The agency noted that individuals, along with public and private entities including government agencies, businesses and nonprofit organizations, in Hawaii were allocated more than $10.6 billion in federal funds last year.

This aid included a second economic stimulus package that provided $600 to individuals meeting certain income limits, an extra $300 a week in unemployment benefits and a new round of forgivable loans to businesses for payroll and other expenses.

DBEDT also expects Hawaii will receive more than $7 billion in federal funds this year.

The agency said Hawaii’s Safe Travels Program accommodated 496,186 visitors from October to December, representing roughly 20% of the visitor volume in the same period in 2019 before the pandemic.

Such a low level of visitors is a huge blow for the state’s biggest industry, but it compared with 2% from April to September and has been improving this year.

Tourism is expected to drive much of the anticipated economic growth statewide. DBEDT projects that the number of visitors to Hawaii will roughly double to 5.5 million this year from 2.7 million last year. In 2019, 10.4 million tourists came to the state.

Eugene Tian, head of DBEDT’s research and economic analysis division, said visitor arrival numbers in February were much better than expected at nearly 9,000 a day on average.

“That is encouraging,” he said. “It is better news.”

February visitor arrivals were higher than in any month since the Safe Travels program began in October, even though visitor arrivals historically are typically higher around the end of the year during the holiday season.
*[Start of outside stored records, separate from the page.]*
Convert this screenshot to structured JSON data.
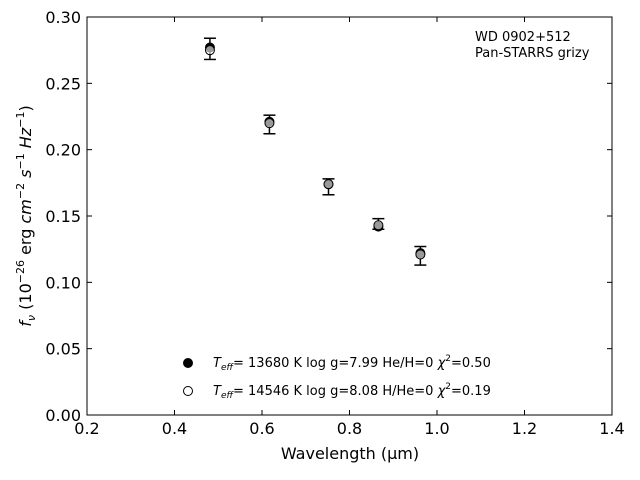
{
  "chart_data": {
    "type": "scatter",
    "xlabel": "Wavelength (μm)",
    "ylabel_parts": {
      "f": "f",
      "nu": "ν",
      "open": " (10",
      "exp26": "−26",
      "erg": " erg ",
      "cm": "cm",
      "exp_m2": "−2",
      "s": " s",
      "exp_m1": "−1",
      "hz": " Hz",
      "exp_m1b": "−1",
      "close": ")"
    },
    "xlim": [
      0.2,
      1.4
    ],
    "ylim": [
      0.0,
      0.3
    ],
    "x_ticks": [
      "0.2",
      "0.4",
      "0.6",
      "0.8",
      "1.0",
      "1.2",
      "1.4"
    ],
    "y_ticks": [
      "0.00",
      "0.05",
      "0.10",
      "0.15",
      "0.20",
      "0.25",
      "0.30"
    ],
    "annotation": [
      "WD 0902+512",
      "Pan-STARRS grizy"
    ],
    "observed": {
      "x": [
        0.481,
        0.617,
        0.752,
        0.866,
        0.962
      ],
      "y": [
        0.276,
        0.219,
        0.172,
        0.144,
        0.12
      ],
      "yerr": [
        0.008,
        0.007,
        0.006,
        0.004,
        0.007
      ]
    },
    "series": [
      {
        "label_parts": {
          "T": "T",
          "eff": "eff",
          "rest": "= 13680 K  log g=7.99  He/H=0  ",
          "chi": "χ",
          "two": "2",
          "val": "=0.50"
        },
        "marker": "filled",
        "x": [
          0.481,
          0.617,
          0.752,
          0.866,
          0.962
        ],
        "y": [
          0.277,
          0.221,
          0.174,
          0.142,
          0.122
        ]
      },
      {
        "label_parts": {
          "T": "T",
          "eff": "eff",
          "rest": "= 14546 K  log g=8.08  H/He=0  ",
          "chi": "χ",
          "two": "2",
          "val": "=0.19"
        },
        "marker": "open",
        "x": [
          0.481,
          0.617,
          0.752,
          0.866,
          0.962
        ],
        "y": [
          0.275,
          0.22,
          0.174,
          0.143,
          0.121
        ]
      }
    ],
    "legend_placement": "bottom-center",
    "grid": false
  }
}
DBEDT forecasts visitor arrivals will rise to 8.3 million next year and 9.2 million in 2023.

Tourism’s rebound in the short term is expected to improve with more travelers receiving the coronavirus vaccine.
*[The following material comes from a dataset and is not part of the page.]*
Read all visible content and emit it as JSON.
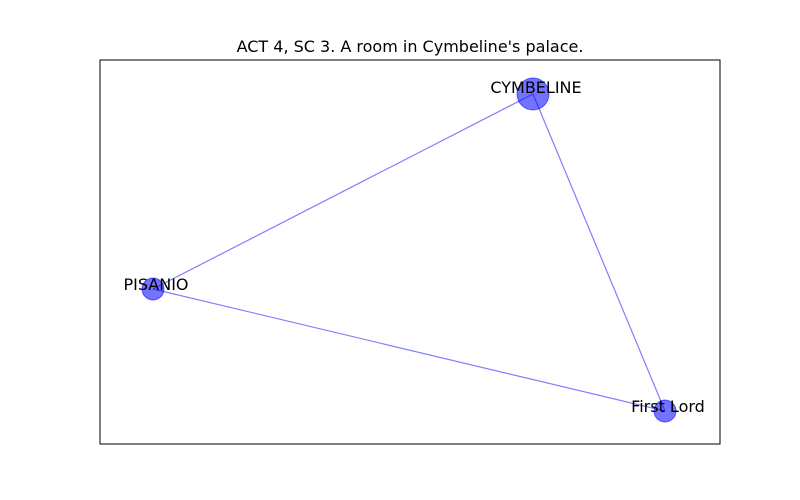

DBEDT said about 18% of Hawaii’s population and 15% of the U.S. population had been vaccinated as of Sunday, and Tian expects a majority of Americans will be vaccinated by summer.

Unemployment in Hawaii is forecast by DBEDT to settle at 8.2% this year, down from 12% last year, and then continue improving to 6.9% next year and 6.2% in 2023. Unemployment was 2.7% in 2019.

Personal income, after accounting for inflation, is expected to drop this year by 4.3% after a 7.1% increase driven in part by federal stimulus payments, according to the report. Personal income next year is expected to tick up by 0.2% and then 1.2% in 2023.

Inflation is expected to be about 2% annually over the next three years.

Little change is expected in Hawaii’s population of roughly 1.4 million people.

DBEDT estimates that the number of Hawaii residents slipped by 0.6% last year, representing a net decrease of 9,000 people. This year the agency projects a loss of 1,000 people, followed by gains of 2,000 people next year and then 3,000 people in 2023.

The next DBEDT forecast, which would include a final measurement of Hawaii’s economy last year and a revised look ahead, is scheduled to be done in the second quarter.